La première page s’ouvre avec un texte court et lourd de sens : « Dédié à tous les individualistes. Nous ne sommes pas des numéros. Soyez vous-mêmes. Faites pour le mieux ». Ensuite, le personnage du No. 6 revit sa vie d’avant. Celle de McGoohan, celle de la télévision britannique des années soixante, du divertissement facile, de l’insouciance, où le public n’avait pas besoin de « penser ». Gorman a puisé dans l’histoire personnelle de McGoohan pour construire son récit et l’acteur est soumis à de multiples questions. Destiné à devenir prêtre en Irlande – il évoque le lyrisme de Yeats – il a changé le personnage de John Drake pour en faire un agent secret « différent » et n’a pas cédé aux exigences de la production qui voulait lui faire embrasser une fille différente chaque semaine. Le récit est un va-et-vient entre la jeunesse de McGoohan et le Prisonnier, torturé par son geôlier – dont on devine qu’il s’agit du dessinateur.

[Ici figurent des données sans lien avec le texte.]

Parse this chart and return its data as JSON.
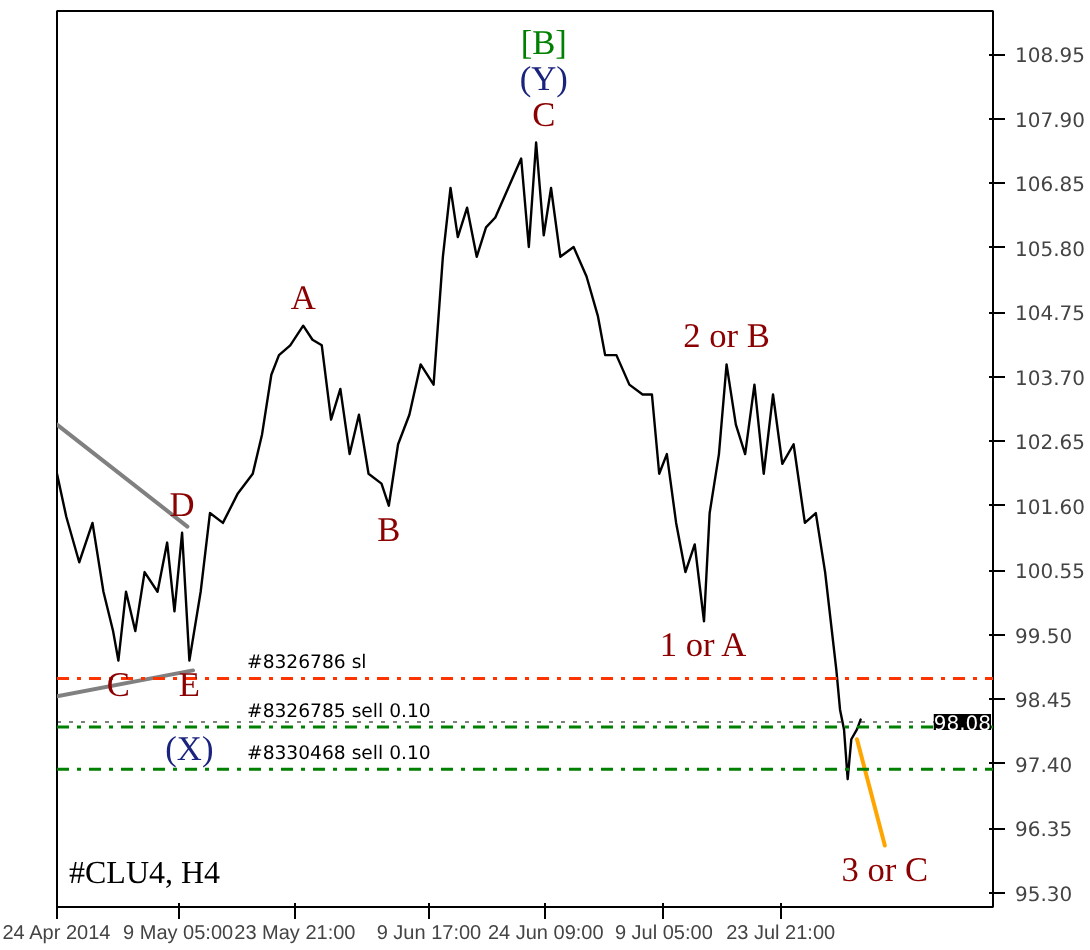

Un angle original : McGoohan EST Le Prisonnier

Gorman montre un homme habité : par sa passion du théâtre, ses idéaux, sa famille, ses principes. Il imagine que son caractère s’est forgé en avalant de nombreuses couleuvres au cinéma. Dans Everyman, le dessinateur reproduit certaines photos connues de McGoohan. Mais son travail est bien plus intéressant quand il s’affranchit du cadre pour se permettre des interprétations. Par exemple, quand il invente un face-à-face houleux avec Terence Young (« Je préfère retourner dans ma ferme plutôt que de jouer votre James Bond ») ou un échange marquant avec Orson Welles. Il rappelle aussi qu’entre deux saisons de Destination Danger, McGoohan a aussi joué le rôle d’un cosmonaute russe (« The man out there », en 1960), d’un batteur de jazz dans « All night long » en 1962, d’un gardien de prison dans « The quare fellow » (1962).

Gorman souligne que c’est Grade qui a rappelé McGoohan pour la suite de Destination Danger et qui, bien sûr, lui a donné carte blanche pour cette histoire bizarre d’agent secret qui démissionne. Devenu seul maître à bord de l’aventure, il veut faire penser les gens. Il est la star, prisonnière de son Numéro Un ?

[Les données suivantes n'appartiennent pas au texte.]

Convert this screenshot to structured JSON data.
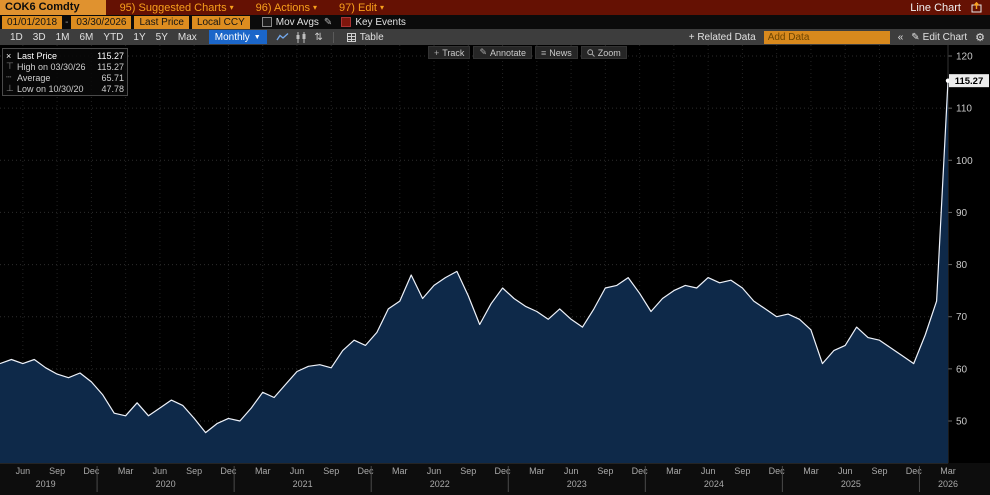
{
  "top_bar": {
    "ticker": "COK6 Comdty",
    "menus": [
      {
        "label": "95) Suggested Charts"
      },
      {
        "label": "96) Actions"
      },
      {
        "label": "97) Edit"
      }
    ],
    "view_label": "Line Chart"
  },
  "settings_bar": {
    "date_from": "01/01/2018",
    "date_to": "03/30/2026",
    "field": "Last Price",
    "currency": "Local CCY",
    "mov_avgs": "Mov Avgs",
    "key_events": "Key Events"
  },
  "toolbar": {
    "periods": [
      "1D",
      "3D",
      "1M",
      "6M",
      "YTD",
      "1Y",
      "5Y",
      "Max"
    ],
    "frequency": "Monthly",
    "table": "Table",
    "related_data": "+ Related Data",
    "add_data_placeholder": "Add Data",
    "edit_chart": "Edit Chart"
  },
  "chart_tools": [
    {
      "icon": "plus-icon",
      "label": "Track"
    },
    {
      "icon": "pencil-icon",
      "label": "Annotate"
    },
    {
      "icon": "list-icon",
      "label": "News"
    },
    {
      "icon": "magnifier-icon",
      "label": "Zoom"
    }
  ],
  "legend": {
    "rows": [
      {
        "marker": "×",
        "label": "Last Price",
        "value": "115.27"
      },
      {
        "marker": "⊤",
        "label": "High on 03/30/26",
        "value": "115.27"
      },
      {
        "marker": "┄",
        "label": "Average",
        "value": "65.71"
      },
      {
        "marker": "⊥",
        "label": "Low on 10/30/20",
        "value": "47.78"
      }
    ]
  },
  "icons": {
    "caret_down_small": "▾",
    "caret_down": "▼",
    "pencil": "✎",
    "list": "≡",
    "gear": "⚙",
    "chevron_left": "«",
    "plus": "+"
  },
  "chart_data": {
    "type": "area",
    "frequency": "monthly",
    "start": "2019-04",
    "end": "2026-03",
    "ylim": [
      42,
      122
    ],
    "yticks": [
      50,
      60,
      70,
      80,
      90,
      100,
      110,
      120
    ],
    "values": [
      61.0,
      61.8,
      61.0,
      61.8,
      60.2,
      59.0,
      58.3,
      59.2,
      57.5,
      55.0,
      51.5,
      51.0,
      53.5,
      51.0,
      52.5,
      54.0,
      53.0,
      50.5,
      47.78,
      49.5,
      50.5,
      50.0,
      52.5,
      55.5,
      54.5,
      57.0,
      59.5,
      60.5,
      60.8,
      60.2,
      63.5,
      65.5,
      64.5,
      67.0,
      71.5,
      73.0,
      78.0,
      73.5,
      76.0,
      77.5,
      78.7,
      74.0,
      68.5,
      72.5,
      75.5,
      73.5,
      72.0,
      71.0,
      69.5,
      71.5,
      69.5,
      68.0,
      71.5,
      75.5,
      76.0,
      77.5,
      74.5,
      71.0,
      73.5,
      75.0,
      76.0,
      75.5,
      77.5,
      76.5,
      77.0,
      75.5,
      73.0,
      71.5,
      70.0,
      70.5,
      69.5,
      67.5,
      61.0,
      63.5,
      64.5,
      68.0,
      66.0,
      65.5,
      64.0,
      62.5,
      61.0,
      66.5,
      73.0,
      115.27
    ],
    "last_point_label": "115.27",
    "line_color": "#eef2fa",
    "fill_color": "#0e2949",
    "x_axis": {
      "month_cycle": [
        "Jun",
        "Sep",
        "Dec",
        "Mar"
      ],
      "first_tick_index": 2,
      "tick_step": 3,
      "years": [
        {
          "label": "2019",
          "center": 4
        },
        {
          "label": "2020",
          "center": 14.5
        },
        {
          "label": "2021",
          "center": 26.5
        },
        {
          "label": "2022",
          "center": 38.5
        },
        {
          "label": "2023",
          "center": 50.5
        },
        {
          "label": "2024",
          "center": 62.5
        },
        {
          "label": "2025",
          "center": 74.5
        },
        {
          "label": "2026",
          "center": 83
        }
      ],
      "year_boundaries": [
        8.5,
        20.5,
        32.5,
        44.5,
        56.5,
        68.5,
        80.5
      ]
    }
  },
  "colors": {
    "amber": "#dd8d1f",
    "top_bar_bg": "#651103",
    "accent_blue": "#1b66c9",
    "chart_bg": "#000000",
    "grid": "#2d2d2d"
  }
}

L’angle pris par Gorman est astucieux et original. Il l’explique dans son interview (à lire ICI) : « Je ne voulais pas faire une biographie linéaire, trop évidente. Je me suis placé du point de vue psychologique pour définir quels éléments de la vie de McGoohan avaient pu l’amener à créer « Le Prisonnier ». Sur la forme, il s’est attelé à produire un dessin réaliste, sans doute un peu statique qui interpellera les fans pointus et les connaisseurs du parcours personnel de l’interprète du Numéro 6.

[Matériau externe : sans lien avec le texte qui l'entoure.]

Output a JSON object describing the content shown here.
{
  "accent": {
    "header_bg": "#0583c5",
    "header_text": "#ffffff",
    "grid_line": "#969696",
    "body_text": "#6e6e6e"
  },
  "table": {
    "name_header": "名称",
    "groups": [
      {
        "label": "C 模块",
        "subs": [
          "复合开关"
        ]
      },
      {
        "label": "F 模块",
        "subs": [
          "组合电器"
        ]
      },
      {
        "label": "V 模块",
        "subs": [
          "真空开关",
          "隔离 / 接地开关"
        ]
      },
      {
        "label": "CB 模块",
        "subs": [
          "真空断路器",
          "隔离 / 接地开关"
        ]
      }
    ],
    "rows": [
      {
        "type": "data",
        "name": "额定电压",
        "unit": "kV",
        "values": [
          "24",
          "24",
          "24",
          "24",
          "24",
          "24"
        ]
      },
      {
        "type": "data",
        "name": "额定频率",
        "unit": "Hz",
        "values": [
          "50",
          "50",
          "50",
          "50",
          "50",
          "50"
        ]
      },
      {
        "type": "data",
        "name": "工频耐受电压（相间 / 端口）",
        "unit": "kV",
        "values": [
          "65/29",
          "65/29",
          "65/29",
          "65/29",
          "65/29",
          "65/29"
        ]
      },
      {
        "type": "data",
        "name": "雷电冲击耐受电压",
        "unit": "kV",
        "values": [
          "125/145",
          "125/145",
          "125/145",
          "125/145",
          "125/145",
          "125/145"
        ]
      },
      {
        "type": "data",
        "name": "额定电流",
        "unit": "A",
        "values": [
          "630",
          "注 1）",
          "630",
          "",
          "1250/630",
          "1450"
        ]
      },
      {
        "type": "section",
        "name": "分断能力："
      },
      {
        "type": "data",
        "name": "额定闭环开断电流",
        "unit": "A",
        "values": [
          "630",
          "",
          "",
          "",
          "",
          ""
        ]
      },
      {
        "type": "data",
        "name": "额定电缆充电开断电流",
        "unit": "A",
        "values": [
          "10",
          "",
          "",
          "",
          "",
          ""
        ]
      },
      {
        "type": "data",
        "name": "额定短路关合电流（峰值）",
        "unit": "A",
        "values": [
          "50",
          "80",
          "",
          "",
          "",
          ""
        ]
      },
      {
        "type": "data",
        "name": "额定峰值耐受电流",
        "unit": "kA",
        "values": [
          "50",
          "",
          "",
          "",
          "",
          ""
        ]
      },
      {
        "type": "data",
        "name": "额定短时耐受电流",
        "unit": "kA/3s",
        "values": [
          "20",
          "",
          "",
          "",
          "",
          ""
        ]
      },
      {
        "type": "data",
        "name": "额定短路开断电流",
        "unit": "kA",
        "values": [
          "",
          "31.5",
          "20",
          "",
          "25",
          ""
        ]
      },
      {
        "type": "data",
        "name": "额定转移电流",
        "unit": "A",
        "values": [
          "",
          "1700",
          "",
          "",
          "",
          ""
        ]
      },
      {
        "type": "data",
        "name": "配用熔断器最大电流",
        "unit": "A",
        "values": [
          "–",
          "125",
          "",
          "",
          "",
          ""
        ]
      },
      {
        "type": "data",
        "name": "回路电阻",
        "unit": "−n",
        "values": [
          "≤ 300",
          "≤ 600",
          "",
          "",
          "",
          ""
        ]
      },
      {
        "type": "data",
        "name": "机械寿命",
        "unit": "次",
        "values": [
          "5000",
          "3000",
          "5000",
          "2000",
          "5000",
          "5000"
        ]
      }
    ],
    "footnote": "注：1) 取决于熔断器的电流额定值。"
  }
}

Everyman – the story of Patrick McGoohan – The Prisoner, Brian Gorman (Invisible Six, hardback 2015) 70 pages 17£. La version collector proposait deux dessins originaux, deux marques-pages et un tiré à part, le tout dédicacé par l’auteur. Une version “softback” est sortie en 2017 pour marquer le 50ème anniversaire de la série. L’album a été augmenté d’une vingtaine de pages de croquis, de dessins pleine page et d’un texte additionnel du dessinateur (Invisible Six, softback 2017) 90 pages.